How the mast might look (roughly to scale of cottage)

Network Rail's justification

Most of the residents of New Mill were not informed of Network Rail's plans, but some received a letter from Network Rail's Swindon Community Relations Manager setting out their reasons. The text below in italics is quoted verbatim from that letter, the text in Roman is paraphrased.

Network Rail is replacing its analogue radio systems with a digital communication system called GSM-R [Global System for Mobile Communications - Railways] that will, for the first time, provide a national system of driver to signaller communication. There are a number of reasons for implementing this safety radio system:

  • A key recommendation of the Cullen Report into the Ladbroke Grove rail accident calls for a radio system that will allow communication between drivers and signallers nationwide.
  • Network Rail's existing cab radio systems are obsolete.
  • European directive 96/48 on interoperability of rail systems mandates the implementation of GSM-R across Europe to ensure that trains can safely travel from one country to another.

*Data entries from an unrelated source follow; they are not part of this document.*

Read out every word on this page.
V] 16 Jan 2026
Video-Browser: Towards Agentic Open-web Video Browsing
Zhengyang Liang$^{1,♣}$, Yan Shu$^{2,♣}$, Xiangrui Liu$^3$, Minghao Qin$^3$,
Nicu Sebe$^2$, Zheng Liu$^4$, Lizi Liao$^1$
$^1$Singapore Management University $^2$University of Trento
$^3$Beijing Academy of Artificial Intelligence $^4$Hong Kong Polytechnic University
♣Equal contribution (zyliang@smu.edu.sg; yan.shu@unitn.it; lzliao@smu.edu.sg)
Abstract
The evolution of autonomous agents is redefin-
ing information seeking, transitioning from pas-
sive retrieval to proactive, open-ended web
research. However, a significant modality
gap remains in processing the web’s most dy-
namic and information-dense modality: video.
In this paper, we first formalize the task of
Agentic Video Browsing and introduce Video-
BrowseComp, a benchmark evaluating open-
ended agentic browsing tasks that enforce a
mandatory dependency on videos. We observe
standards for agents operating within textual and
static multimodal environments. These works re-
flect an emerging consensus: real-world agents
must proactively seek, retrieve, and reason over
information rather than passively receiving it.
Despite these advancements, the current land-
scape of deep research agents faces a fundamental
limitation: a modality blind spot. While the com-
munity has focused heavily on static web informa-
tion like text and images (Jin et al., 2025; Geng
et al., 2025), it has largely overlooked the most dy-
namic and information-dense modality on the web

The letter goes on to state that The equipment is being installed using our permitted development rights - that is, they believe they don't need planning permission.

What you can do

You can help us, and everyone else threatened by these masts (including all those who simply enjoy unspoilt countryside), just by telling other people about Network Rail's plans and telling about them about the Mast Sanity website.

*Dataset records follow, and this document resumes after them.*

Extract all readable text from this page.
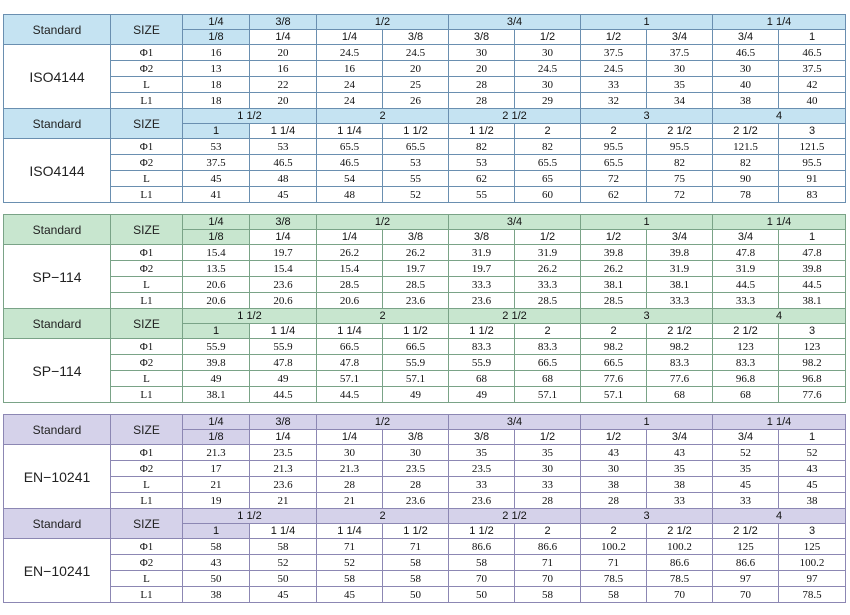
Standard	SIZE	1/4	3/8	1/2		3/4		1		1 1/4	
		1/8	1/4	1/4	3/8	3/8	1/2	1/2	3/4	3/4	1
ISO4144	Φ1	16	20	24.5	24.5	30	30	37.5	37.5	46.5	46.5
	Φ2	13	16	16	20	20	24.5	24.5	30	30	37.5
	L	18	22	24	25	28	30	33	35	40	42
	L1	18	20	24	26	28	29	32	34	38	40
Standard	SIZE	1 1/2		2		2 1/2		3		4	
		1	1 1/4	1 1/4	1 1/2	1 1/2	2	2	2 1/2	2 1/2	3
ISO4144	Φ1	53	53	65.5	65.5	82	82	95.5	95.5	121.5	121.5
	Φ2	37.5	46.5	46.5	53	53	65.5	65.5	82	82	95.5
	L	45	48	54	55	62	65	72	75	90	91
	L1	41	45	48	52	55	60	62	72	78	83
Standard	SIZE	1/4	3/8	1/2		3/4		1		1 1/4	
		1/8	1/4	1/4	3/8	3/8	1/2	1/2	3/4	3/4	1
SP−114	Φ1	15.4	19.7	26.2	26.2	31.9	31.9	39.8	39.8	47.8	47.8
	Φ2	13.5	15.4	15.4	19.7	19.7	26.2	26.2	31.9	31.9	39.8
	L	20.6	23.6	28.5	28.5	33.3	33.3	38.1	38.1	44.5	44.5
	L1	20.6	20.6	20.6	23.6	23.6	28.5	28.5	33.3	33.3	38.1
Standard	SIZE	1 1/2		2		2 1/2		3		4	
		1	1 1/4	1 1/4	1 1/2	1 1/2	2	2	2 1/2	2 1/2	3
SP−114	Φ1	55.9	55.9	66.5	66.5	83.3	83.3	98.2	98.2	123	123
	Φ2	39.8	47.8	47.8	55.9	55.9	66.5	66.5	83.3	83.3	98.2
	L	49	49	57.1	57.1	68	68	77.6	77.6	96.8	96.8
	L1	38.1	44.5	44.5	49	49	57.1	57.1	68	68	77.6
Standard	SIZE	1/4	3/8	1/2		3/4		1		1 1/4	
		1/8	1/4	1/4	3/8	3/8	1/2	1/2	3/4	3/4	1
EN−10241	Φ1	21.3	23.5	30	30	35	35	43	43	52	52
	Φ2	17	21.3	21.3	23.5	23.5	30	30	35	35	43
	L	21	23.6	28	28	33	33	38	38	45	45
	L1	19	21	21	23.6	23.6	28	28	33	33	38
Standard	SIZE	1 1/2		2		2 1/2		3		4	
		1	1 1/4	1 1/4	1 1/2	1 1/2	2	2	2 1/2	2 1/2	3
EN−10241	Φ1	58	58	71	71	86.6	86.6	100.2	100.2	125	125
	Φ2	43	52	52	58	58	71	71	86.6	86.6	100.2
	L	50	50	58	58	70	70	78.5	78.5	97	97
	L1	38	45	45	50	50	58	58	70	70	78.5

You can help even more by questioning the need for the whole GSM-R network with politicians and the media.

The more fuss we all make about this issue now, the less likely it is that one of these oversize masts will be coming to a railway near you in the next few years!

If you live close to New Mill, or visit the beautiful countryside of Pewsey Vale (particularly Martinsell Hill, which overlooks the proposed site of the mast - you can see the western end of it in the background of the pictures of New Mill at the top of this page), or enjoy the Kennet and Avon Canal, which passes through the hamlet, please write to Network Rail at this address:

   Morag Rickett
   Community Relations
      Manager
   Network Rail
   125 House
   1 Gloucester Street
   Swindon
   Wiltshire SN1 1GW

and to Kennet's planning department at this address:

   Karen Whittington
   Senior Planning Officer
   Community Services Group
   Kennet District Council
   Browfort
   Bath Road
   Devizes
   Wiltshire SN10 2AT

About New Mill

The hamlet of New Mill comprises 12 houses located mostly between the railway and the Kennet and Avon Canal. There are around 30 residents, including 11 children. A map of the locality is available here.

Despite its name, New Mill is quite old - it's shown on 18th century maps under that name, which evidently pre-dates the "new" mill house, which was built in the 19th century (it was a pound mill - a pound, or pond, filled with water overnight which was released during the day to drive the watermill).